Long-term implications for OPEC

The Organization of the Petroleum Exporting Countries (OPEC) faced a significant challenge during the 1979 energy crisis. Their global market share fell sharply from 50% in 1979 to 29% in 1985. This decline had a lasting impact on OPEC’s influence over global oil prices and supply.
As a result, OPEC member countries had to reevaluate their strategies and adapt to a changing energy landscape. They sought to stabilize oil markets and regain market share, leading to a series of policy changes and negotiations. The long-term consequences of the 1979 energy crisis continue to shape OPEC’s approach to oil production and its role in the global energy market.

Conclusion

The 1979 energy crisis, often referred to as the 1979 gas shortage, left an indelible mark on the world’s energy landscape. Stemming from the Iranian Revolution and exacerbated by a combination of fiscal policies, supply restrictions, and monetary policies, the crisis resulted in price spikes, panic buying, and long-lasting effects on energy consumption patterns and OPEC’s market share. Despite the challenges it presented, the crisis also spurred positive changes, such as the adoption of more fuel-efficient vehicles and the diversification of energy sources.

Frequently asked questions

What triggered the 1979 energy crisis?

The 1979 energy crisis was triggered by the Iranian Revolution, which began in early 1978 and resulted in the fall of Shah Mohammad Reza Pahlavi. The turmoil in Iran, a major petroleum-exporting country, significantly reduced the global supply of crude oil, leading to shortages and price spikes.
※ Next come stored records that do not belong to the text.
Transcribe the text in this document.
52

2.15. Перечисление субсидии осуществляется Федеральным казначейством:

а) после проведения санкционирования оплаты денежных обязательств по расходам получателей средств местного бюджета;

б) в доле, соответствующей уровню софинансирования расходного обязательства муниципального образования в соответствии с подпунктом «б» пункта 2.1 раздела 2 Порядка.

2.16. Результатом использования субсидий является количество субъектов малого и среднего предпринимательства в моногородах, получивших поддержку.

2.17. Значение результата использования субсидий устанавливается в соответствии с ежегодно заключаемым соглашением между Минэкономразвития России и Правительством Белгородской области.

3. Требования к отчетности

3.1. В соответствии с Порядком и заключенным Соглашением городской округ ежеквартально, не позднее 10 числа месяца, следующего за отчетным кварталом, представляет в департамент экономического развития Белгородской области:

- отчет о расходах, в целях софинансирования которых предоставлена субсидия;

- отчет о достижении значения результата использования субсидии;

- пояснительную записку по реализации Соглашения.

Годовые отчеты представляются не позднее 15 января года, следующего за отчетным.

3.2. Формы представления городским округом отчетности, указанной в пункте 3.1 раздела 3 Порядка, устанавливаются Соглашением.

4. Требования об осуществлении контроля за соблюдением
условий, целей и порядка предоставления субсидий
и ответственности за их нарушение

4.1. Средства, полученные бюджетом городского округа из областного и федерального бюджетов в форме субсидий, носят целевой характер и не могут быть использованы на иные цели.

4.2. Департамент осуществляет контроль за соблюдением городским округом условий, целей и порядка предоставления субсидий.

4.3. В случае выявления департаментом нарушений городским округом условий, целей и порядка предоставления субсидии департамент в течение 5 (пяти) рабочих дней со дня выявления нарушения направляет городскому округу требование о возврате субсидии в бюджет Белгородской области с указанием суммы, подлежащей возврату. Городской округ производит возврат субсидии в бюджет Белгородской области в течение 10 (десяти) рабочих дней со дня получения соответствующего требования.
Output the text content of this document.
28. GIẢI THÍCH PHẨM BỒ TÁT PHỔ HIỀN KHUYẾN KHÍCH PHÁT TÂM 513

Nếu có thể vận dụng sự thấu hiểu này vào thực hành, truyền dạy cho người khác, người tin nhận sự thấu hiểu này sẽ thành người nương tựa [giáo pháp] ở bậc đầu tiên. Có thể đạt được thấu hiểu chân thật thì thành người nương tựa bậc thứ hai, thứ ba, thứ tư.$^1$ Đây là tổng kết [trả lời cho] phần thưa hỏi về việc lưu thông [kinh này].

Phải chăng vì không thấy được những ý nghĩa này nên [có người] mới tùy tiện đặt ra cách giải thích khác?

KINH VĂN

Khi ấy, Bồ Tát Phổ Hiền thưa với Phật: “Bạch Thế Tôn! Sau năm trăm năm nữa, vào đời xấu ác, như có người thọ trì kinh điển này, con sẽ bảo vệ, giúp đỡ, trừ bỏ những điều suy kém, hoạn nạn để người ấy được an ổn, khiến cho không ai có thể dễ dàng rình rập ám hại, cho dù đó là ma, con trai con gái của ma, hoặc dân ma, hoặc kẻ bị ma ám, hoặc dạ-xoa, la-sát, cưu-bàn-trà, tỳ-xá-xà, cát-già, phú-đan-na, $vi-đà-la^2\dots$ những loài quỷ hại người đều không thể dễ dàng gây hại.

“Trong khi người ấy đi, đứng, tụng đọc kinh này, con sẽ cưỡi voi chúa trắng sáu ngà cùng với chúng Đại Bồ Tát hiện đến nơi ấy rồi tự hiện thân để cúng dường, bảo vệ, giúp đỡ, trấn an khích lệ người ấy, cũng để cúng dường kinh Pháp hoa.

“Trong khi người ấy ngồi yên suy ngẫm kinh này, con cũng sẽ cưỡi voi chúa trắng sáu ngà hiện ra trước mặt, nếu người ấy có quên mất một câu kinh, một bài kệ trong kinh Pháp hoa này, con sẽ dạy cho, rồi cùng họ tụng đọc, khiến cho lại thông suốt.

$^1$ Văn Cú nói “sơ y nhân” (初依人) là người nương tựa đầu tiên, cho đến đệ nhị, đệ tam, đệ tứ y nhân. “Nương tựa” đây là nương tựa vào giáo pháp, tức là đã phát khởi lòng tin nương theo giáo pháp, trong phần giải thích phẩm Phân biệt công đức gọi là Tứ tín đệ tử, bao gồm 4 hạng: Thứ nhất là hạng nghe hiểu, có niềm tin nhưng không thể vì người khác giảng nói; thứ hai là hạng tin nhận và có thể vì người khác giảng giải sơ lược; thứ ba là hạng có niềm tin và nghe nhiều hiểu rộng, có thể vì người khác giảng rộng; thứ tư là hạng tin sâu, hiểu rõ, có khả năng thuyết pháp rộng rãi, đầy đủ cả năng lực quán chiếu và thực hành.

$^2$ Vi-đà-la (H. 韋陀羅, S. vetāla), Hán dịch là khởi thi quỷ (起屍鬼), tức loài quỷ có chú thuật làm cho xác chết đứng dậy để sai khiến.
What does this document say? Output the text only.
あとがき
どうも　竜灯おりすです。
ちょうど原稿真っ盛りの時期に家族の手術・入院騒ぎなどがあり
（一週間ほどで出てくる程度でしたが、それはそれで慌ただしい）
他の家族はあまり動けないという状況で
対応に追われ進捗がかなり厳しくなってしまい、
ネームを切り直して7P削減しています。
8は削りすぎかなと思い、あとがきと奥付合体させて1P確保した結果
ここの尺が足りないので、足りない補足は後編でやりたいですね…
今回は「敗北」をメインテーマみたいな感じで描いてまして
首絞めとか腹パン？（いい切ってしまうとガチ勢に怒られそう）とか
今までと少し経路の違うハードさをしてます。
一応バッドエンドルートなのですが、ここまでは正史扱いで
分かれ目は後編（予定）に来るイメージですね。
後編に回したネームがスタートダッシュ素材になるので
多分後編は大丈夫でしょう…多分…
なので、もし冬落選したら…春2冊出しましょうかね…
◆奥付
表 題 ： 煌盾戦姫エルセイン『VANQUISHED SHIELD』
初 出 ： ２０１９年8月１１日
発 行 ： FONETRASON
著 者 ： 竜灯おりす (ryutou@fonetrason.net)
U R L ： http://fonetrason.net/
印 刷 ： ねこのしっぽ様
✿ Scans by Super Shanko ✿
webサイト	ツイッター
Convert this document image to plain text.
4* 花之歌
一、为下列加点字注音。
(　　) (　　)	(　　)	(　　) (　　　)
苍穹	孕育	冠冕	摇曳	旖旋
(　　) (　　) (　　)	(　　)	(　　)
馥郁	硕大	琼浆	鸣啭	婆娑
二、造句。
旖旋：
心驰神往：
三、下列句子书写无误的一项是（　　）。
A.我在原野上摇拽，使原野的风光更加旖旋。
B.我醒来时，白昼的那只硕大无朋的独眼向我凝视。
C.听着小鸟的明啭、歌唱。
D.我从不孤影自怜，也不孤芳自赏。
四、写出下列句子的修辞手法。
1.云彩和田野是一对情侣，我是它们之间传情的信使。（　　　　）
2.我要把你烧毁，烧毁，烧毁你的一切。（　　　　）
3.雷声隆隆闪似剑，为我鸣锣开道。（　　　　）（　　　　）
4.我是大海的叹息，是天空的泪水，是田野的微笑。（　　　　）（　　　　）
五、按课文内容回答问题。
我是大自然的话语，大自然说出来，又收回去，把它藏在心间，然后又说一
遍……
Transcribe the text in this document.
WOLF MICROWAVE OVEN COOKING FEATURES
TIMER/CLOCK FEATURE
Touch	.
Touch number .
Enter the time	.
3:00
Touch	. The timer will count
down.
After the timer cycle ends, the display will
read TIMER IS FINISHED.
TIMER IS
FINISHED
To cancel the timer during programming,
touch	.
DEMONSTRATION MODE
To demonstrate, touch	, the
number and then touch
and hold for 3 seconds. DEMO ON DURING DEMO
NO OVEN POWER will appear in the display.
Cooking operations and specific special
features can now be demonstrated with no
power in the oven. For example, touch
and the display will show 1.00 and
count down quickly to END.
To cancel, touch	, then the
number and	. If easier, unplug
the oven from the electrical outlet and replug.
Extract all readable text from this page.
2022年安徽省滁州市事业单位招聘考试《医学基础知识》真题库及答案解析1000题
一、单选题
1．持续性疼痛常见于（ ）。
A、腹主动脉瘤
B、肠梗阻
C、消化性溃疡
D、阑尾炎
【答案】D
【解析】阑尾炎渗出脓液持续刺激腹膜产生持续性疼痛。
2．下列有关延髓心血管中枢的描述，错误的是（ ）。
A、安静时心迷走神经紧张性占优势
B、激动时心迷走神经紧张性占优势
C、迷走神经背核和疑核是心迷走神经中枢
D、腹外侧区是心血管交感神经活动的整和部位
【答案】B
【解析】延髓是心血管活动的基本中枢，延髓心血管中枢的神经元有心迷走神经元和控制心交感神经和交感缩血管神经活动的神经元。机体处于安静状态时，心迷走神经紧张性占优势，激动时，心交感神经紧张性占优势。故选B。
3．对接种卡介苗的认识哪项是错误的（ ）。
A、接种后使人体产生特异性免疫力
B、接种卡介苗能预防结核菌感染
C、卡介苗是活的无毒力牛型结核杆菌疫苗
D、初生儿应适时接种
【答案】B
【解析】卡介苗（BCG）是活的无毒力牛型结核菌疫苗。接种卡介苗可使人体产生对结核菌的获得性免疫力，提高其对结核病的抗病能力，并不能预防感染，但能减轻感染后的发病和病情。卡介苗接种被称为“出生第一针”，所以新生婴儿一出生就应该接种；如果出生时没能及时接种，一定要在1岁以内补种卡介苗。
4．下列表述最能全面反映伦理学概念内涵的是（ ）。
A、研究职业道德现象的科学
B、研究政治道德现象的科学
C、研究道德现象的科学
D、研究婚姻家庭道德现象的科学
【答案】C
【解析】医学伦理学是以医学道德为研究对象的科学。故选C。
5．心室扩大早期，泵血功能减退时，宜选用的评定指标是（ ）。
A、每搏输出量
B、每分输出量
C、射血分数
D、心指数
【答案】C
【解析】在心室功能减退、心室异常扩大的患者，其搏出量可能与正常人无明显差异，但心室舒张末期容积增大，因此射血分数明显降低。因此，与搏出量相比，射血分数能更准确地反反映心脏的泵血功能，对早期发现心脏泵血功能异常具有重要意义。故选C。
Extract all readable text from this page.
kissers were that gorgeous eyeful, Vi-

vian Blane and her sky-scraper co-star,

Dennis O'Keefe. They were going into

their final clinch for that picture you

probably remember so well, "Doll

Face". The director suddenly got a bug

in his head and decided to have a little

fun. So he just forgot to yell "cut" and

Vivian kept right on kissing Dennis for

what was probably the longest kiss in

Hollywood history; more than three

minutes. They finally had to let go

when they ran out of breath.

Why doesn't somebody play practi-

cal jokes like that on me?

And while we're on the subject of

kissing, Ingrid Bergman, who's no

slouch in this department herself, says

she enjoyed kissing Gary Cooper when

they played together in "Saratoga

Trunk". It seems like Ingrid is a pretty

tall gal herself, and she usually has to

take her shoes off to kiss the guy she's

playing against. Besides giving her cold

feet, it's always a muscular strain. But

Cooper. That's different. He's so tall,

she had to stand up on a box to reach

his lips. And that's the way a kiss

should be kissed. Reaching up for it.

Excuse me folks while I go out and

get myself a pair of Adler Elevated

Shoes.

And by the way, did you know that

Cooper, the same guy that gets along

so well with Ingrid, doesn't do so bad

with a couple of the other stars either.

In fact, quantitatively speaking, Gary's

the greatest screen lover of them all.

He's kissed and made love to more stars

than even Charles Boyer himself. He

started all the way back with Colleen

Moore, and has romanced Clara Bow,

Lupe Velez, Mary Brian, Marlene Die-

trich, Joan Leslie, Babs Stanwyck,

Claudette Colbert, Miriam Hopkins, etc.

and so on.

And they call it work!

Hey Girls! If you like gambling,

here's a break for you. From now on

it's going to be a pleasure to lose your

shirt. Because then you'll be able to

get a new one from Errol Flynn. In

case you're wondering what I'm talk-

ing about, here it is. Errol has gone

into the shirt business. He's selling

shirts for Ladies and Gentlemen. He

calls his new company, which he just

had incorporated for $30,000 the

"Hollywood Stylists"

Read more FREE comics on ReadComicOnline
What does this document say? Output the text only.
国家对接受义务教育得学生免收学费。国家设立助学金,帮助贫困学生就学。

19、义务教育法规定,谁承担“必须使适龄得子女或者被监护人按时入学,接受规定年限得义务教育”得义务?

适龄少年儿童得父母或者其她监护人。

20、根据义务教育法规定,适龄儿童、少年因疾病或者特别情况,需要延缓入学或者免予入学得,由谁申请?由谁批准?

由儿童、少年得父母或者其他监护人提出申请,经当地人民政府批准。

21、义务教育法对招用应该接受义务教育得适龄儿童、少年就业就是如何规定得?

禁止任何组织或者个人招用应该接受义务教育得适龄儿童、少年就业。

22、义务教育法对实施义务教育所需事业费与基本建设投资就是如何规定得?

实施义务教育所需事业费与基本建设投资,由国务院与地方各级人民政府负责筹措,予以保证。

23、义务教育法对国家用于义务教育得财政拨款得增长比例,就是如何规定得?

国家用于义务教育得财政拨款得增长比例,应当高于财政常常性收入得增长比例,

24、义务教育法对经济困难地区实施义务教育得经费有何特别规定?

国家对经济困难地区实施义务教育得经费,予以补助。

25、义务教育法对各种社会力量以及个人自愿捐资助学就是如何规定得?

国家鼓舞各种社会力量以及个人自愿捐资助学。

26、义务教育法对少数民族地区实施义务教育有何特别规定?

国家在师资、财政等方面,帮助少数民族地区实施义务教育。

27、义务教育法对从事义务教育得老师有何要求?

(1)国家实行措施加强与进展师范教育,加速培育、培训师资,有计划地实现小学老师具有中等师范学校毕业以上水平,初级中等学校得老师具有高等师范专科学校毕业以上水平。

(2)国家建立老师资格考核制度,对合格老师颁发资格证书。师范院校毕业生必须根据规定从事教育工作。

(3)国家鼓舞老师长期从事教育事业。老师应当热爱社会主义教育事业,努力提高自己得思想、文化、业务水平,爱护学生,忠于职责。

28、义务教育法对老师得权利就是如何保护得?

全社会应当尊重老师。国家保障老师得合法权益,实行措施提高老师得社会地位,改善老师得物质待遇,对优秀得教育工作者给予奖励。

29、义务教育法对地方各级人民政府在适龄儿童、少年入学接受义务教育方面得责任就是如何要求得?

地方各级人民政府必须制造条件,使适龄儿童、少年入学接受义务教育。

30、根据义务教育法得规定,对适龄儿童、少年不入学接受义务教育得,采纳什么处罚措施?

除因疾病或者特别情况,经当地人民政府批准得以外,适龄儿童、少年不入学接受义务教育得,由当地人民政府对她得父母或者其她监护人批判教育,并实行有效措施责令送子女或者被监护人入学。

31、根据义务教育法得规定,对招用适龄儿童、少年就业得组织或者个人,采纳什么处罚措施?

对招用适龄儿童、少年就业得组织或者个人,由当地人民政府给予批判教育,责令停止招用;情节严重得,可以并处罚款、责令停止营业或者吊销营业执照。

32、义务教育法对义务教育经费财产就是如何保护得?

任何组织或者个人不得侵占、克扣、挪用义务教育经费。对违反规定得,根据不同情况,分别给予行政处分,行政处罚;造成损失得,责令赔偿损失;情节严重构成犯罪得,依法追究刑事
How did the 1979 energy crisis impact gasoline availability in the United States?

The 1979 energy crisis led to gasoline shortages in the United States. Several states, including California, New York, Pennsylvania, Texas, and New Jersey, responded by rationing gasoline. Consumers could only purchase gas every other day based on the last digit of their license plate numbers.

What role did U.S. fiscal policy play in exacerbating the crisis?

In early 1979, the U.S. government regulated oil prices, which led to price increases. Regulators also ordered refiners to restrict the supply of gasoline to build inventories, contributing to higher prices at the pump. Additionally, supply restrictions resulted from decisions made by the Department of Energy.

How did the 1979 energy crisis impact the automotive industry?

The 1979 energy crisis had a significant impact on the automotive industry. As gasoline prices soared and consumers faced shortages, there was a surge in demand for smaller, more fuel-efficient vehicles. Car manufacturers shifted their focus toward producing compact and subcompact vehicles that offered better fuel economy.

What were the long-term implications of the 1979 energy crisis for OPEC?

The Organization of the Petroleum Exporting Countries (OPEC) saw a significant decline in its global market share, falling from 50% in 1979 to 29% in 1985 as a result of the 1979 energy crisis. This decline had lasting implications for OPEC’s influence over global oil prices and supply, leading to policy changes and negotiations to regain market share.

Key takeaways

  • The 1979 energy crisis, stemming from the Iranian Revolution, resulted in global crude oil shortages and price spikes.
  • Supply disruptions led to gasoline shortages, rationing, and concerns about heating oil availability in the U.S.
  • Fiscal policies, supply restrictions, and monetary policies contributed to the severity of the crisis.
  • Positive outcomes included the adoption of fuel-efficient vehicles and the diversification of energy sources.
  • OPEC’s global market share significantly declined in the years following the crisis.